By keeping Shift pressed, it is possible to select a range of sequential pages - by releasing Shift, it is possible to select multiple non-sequential pages.

This feature speeds up page exclusion considerably.


Improvements and Shortcuts to Interacting with Annotations

Creating annotations

In the page view, there are a few ways to create annotations combining clicking, dragging as well as using modifier keys. Here is a comprehensive list of options:

 

Depending on the selection mode, the selectable elements may be words or paragraphs

 

Document element annotation

 

 

 

  • CLICKing on a document element:
    An area annotation (selecting elements based on their overlap with the selection rectangle) will be drawn around the clicked word or paragraph

 

  • Holding the ALT button and CLICKing on an element:
    A character annotation (selecting elements based on their occurrence between a start- and end character) will be drawn

 

 

Freely drawn annotation

 

 

 

  • Drawing a DRAG SELECTION by pressing the mouse button down, moving the pointer and releasing the button:
    Creates an area selection

 

 

  • Holding the ALT button while drawing a SELECTION :
    Creates a character selection from the closest characters to the start and end point of the selection.

 

Creating multiple annotations with the same label

 

 

 

  • By using one of the above methods AND pressing the CTRL key, additional annotations can be added (using a common label).

  • The process ends when a label is selected and modifications are Saved.

 

Creating table annotations

 

 

 

  • Can be drawn like an area annotation then a table label needs to be assigned, this will convert the annotation to a table annotation.

  • Hot-corners may be used to convert recognized tables in the document to table annotations.

 

Interacting with annotations

  • An annotation can be selected by CLICKing on it.

  • Using SHIFT + CLICK, additional annotations can be added to the selection.

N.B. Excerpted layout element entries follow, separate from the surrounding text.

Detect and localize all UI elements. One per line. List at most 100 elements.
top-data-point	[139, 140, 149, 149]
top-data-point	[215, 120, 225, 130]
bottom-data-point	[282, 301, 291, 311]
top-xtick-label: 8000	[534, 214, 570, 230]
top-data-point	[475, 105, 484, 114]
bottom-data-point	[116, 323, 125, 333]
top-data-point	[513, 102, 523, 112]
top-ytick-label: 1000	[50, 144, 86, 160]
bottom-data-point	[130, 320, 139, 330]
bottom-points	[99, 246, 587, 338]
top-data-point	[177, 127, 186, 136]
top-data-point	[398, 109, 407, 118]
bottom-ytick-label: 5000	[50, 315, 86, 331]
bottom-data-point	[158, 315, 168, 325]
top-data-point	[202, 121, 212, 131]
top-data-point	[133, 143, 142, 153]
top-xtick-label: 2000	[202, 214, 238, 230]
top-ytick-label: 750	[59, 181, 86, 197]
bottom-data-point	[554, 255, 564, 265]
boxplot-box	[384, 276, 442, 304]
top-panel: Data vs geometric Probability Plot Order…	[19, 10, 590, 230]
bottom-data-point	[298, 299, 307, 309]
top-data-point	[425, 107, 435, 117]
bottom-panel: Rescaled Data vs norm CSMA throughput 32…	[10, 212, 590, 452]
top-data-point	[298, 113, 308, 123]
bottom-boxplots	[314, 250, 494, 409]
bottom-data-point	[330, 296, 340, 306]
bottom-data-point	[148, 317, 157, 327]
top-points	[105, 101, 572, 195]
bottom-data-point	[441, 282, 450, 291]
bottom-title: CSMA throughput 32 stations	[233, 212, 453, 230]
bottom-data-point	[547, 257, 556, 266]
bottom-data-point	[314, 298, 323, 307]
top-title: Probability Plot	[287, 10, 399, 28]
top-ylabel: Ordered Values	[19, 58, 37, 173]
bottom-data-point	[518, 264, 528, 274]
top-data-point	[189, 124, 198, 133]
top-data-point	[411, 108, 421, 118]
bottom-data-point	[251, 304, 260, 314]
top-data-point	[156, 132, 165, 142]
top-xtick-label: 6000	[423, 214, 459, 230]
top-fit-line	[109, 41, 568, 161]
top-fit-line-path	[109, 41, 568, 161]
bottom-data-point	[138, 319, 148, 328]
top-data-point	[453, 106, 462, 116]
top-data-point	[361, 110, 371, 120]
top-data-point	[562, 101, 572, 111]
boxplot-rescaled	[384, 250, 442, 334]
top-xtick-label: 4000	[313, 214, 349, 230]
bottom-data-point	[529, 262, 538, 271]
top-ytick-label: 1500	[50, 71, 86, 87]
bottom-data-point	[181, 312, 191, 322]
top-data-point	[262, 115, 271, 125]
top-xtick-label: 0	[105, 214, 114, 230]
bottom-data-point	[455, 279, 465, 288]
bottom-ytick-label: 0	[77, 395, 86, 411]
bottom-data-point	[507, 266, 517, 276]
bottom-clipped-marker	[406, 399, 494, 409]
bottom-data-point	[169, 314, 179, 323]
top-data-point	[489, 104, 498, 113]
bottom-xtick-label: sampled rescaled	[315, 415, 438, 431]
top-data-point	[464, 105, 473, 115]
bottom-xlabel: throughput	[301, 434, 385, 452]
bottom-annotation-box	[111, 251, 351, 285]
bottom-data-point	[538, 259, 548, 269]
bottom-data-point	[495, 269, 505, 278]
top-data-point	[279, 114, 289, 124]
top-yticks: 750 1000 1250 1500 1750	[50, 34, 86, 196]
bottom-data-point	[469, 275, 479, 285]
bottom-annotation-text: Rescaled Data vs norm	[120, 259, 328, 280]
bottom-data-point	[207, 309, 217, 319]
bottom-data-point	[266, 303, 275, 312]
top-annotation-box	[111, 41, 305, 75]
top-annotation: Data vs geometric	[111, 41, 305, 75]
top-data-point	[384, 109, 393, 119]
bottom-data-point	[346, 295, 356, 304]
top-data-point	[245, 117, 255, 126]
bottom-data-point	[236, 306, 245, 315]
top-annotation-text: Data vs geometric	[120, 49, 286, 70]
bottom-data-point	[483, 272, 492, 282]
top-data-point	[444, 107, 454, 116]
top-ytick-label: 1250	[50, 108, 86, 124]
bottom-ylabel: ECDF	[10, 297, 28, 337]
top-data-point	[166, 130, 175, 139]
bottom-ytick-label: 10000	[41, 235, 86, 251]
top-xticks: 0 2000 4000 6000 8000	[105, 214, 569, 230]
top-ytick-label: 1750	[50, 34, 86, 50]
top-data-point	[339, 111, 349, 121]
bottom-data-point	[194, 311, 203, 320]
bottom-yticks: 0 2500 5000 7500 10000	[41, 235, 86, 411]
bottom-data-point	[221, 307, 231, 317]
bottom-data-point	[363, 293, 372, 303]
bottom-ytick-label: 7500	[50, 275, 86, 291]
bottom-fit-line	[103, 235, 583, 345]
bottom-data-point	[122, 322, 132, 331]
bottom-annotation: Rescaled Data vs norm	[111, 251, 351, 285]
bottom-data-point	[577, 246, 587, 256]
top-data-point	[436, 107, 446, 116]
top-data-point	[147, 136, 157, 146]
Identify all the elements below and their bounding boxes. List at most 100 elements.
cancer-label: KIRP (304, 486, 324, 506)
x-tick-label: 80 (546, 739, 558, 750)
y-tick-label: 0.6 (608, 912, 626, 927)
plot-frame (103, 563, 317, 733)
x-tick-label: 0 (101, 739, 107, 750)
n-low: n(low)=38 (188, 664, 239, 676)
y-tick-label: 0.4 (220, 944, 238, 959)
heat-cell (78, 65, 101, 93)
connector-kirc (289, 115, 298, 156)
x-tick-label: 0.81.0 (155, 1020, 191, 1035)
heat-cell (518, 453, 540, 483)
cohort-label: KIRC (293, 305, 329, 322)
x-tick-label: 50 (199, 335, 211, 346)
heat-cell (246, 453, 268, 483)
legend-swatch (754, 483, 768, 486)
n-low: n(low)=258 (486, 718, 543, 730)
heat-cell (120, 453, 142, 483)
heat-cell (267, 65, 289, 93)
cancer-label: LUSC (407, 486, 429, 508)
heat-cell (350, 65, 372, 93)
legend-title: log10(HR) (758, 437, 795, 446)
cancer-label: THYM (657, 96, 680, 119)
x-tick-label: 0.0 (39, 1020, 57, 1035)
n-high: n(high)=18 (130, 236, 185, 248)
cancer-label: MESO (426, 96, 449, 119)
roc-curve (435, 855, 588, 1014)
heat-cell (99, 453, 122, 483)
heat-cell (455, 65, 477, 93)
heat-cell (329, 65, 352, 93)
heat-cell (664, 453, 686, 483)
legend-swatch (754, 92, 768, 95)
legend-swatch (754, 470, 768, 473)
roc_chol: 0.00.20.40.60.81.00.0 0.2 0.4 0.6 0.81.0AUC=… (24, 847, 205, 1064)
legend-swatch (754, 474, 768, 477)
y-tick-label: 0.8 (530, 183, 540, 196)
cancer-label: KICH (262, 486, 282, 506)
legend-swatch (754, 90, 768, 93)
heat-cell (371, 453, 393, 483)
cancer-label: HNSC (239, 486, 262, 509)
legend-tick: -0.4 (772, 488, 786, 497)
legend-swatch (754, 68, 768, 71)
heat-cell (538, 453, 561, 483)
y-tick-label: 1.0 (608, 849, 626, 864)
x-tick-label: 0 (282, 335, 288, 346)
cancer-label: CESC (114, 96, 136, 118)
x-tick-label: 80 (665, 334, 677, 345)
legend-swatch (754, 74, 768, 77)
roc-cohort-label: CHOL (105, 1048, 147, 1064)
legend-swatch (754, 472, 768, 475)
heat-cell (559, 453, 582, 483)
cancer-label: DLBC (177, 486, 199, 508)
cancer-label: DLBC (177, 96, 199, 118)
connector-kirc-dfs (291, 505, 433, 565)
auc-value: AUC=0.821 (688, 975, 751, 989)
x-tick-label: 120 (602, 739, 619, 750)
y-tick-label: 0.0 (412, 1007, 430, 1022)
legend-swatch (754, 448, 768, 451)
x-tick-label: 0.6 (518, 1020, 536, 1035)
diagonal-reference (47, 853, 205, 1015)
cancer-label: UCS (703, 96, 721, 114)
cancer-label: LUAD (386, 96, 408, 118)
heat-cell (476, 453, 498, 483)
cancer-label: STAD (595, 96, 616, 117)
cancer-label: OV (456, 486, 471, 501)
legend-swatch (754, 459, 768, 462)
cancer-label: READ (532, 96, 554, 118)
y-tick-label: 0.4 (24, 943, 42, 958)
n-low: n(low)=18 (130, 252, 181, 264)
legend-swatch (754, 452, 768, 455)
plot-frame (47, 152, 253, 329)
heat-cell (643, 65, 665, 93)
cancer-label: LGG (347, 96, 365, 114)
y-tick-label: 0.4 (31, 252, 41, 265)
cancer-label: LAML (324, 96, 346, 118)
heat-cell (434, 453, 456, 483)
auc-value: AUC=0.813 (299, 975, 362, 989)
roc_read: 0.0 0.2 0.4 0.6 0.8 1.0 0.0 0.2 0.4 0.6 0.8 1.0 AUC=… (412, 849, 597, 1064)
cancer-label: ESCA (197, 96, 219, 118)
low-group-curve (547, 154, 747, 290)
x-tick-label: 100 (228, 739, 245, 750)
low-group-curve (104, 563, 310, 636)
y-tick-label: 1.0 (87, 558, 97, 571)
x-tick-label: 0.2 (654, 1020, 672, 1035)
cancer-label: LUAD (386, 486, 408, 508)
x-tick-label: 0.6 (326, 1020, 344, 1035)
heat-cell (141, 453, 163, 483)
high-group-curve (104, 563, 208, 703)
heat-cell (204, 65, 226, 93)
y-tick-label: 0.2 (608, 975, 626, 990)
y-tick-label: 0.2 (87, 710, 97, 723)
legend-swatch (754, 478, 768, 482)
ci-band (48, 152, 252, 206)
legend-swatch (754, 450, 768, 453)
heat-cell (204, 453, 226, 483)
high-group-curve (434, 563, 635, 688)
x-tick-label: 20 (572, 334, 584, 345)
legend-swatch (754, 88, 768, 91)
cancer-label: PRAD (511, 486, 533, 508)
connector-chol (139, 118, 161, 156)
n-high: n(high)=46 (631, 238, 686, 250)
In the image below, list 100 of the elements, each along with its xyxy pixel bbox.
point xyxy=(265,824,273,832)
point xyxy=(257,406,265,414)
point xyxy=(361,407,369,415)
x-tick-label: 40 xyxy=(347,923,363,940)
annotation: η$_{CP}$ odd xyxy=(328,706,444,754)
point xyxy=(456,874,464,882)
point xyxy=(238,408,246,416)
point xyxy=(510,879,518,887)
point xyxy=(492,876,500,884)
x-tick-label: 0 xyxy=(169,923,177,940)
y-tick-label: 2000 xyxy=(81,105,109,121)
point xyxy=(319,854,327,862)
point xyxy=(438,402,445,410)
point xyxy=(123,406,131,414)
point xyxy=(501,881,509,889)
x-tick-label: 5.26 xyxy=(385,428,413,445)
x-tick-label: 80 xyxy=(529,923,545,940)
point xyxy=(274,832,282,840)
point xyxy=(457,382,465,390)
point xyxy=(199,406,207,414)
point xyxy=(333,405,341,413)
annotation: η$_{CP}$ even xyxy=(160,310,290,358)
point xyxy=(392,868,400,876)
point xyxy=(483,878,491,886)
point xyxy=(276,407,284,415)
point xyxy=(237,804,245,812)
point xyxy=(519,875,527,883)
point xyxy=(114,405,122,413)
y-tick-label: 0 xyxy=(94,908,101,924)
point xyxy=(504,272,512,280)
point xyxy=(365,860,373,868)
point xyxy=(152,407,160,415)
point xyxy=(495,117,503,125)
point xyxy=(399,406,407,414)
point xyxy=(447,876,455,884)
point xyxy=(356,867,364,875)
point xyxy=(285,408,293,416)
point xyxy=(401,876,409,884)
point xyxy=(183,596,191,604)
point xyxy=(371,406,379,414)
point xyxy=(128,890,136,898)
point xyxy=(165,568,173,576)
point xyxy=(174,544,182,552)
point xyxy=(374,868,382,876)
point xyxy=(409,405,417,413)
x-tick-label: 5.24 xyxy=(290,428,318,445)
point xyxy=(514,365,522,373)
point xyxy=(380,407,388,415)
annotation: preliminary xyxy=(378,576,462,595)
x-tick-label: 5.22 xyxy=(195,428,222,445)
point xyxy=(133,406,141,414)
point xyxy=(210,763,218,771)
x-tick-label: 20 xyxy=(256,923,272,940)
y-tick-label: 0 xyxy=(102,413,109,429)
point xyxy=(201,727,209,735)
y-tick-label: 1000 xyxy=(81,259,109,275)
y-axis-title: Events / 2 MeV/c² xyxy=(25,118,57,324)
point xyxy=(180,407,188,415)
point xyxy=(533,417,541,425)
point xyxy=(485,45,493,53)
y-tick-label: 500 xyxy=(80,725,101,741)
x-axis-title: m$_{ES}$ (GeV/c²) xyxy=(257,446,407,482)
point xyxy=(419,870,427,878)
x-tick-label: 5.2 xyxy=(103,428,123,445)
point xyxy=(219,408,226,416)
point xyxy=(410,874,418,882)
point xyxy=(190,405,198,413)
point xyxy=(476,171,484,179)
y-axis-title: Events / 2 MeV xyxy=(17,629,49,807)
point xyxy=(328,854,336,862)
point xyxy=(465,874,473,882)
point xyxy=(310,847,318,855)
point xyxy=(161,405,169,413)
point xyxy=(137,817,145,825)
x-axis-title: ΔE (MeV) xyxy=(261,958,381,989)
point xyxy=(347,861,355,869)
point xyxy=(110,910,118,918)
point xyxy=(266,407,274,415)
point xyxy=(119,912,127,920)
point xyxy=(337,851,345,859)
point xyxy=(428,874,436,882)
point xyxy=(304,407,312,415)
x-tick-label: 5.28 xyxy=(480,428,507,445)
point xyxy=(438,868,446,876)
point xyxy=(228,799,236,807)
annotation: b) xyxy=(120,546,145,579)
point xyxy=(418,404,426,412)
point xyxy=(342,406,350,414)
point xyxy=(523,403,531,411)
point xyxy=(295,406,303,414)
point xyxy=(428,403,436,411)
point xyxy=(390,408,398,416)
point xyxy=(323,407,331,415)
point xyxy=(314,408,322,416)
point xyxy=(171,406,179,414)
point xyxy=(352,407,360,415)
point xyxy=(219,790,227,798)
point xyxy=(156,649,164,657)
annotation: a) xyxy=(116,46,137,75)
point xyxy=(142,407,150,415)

  • Holding SHIFT and drawing a DRAG SELECTION will add all annotations under the selection rectangle to the annotation selection.

  • Annotations have a quasi-layering (z-order). When an annotation is hovered, it will be moved to the top,
    preventing annotations below the currently hovered one to hinder interaction with the current one.

  • Annotations in the background that are fully covered by another annotation may not be accessible directly, but SHIFT+SELECTION could still help selecting them.

Deleting annotations

 

 

 

 

 

 

  • When a single annotation is selected, clicking on the delete button will remove that annotation.

 

 

  • When multiple annotations are selected a number badge next to the delete button warns that deletion will affect more than one annotation.

  • Clicking on the button will change its shape and text and require an additional click to confirm the multi-deletion.

  • If the button is not clicked (or hovered) for 3 seconds, it returns to its normal state (with the bin icon).

  • If either a single or multiple annotations are selected, pressing SHIFT + DELETE will remove the annotations without the extra confirmation process to facilitate advanced users who wish to delete multiple annotations quickly.

 

 

Modifying annotations

  • Area annotations cane be moved and resized.

  • Character annotations can be modified by moving their start and end point.

  • Only one annotation can be modified in such a way at a time.

  • The label of multiple annotations can be changed at once using multi-selection

  • Multiple annotations can be confirmed at once using multi-selection


Direct navigation to Resources in Expert Mode

It is now possible to navigate directly to resources through the new Expert Mode navigator entry named “All Resources” located above the “Collection Entry”.


Persistent Step and Page selection when navigating through Collection documents in Expert Mode

The selected Step and Page will remain the same when navigating through the documents of a collection.

If the next selected document has less pages than the currently selected document, the first page is selected.


Views as panels in Expert Mode

The following changes have been introduced to the expert mode view:

The view on right side has been decoupled into tabs. Their visibility depends on the currently active step.

Structure- and export view are now in the same panel while elements, tables, evaluation and any other new view will have its own tab:

Multiple panels can be open at once: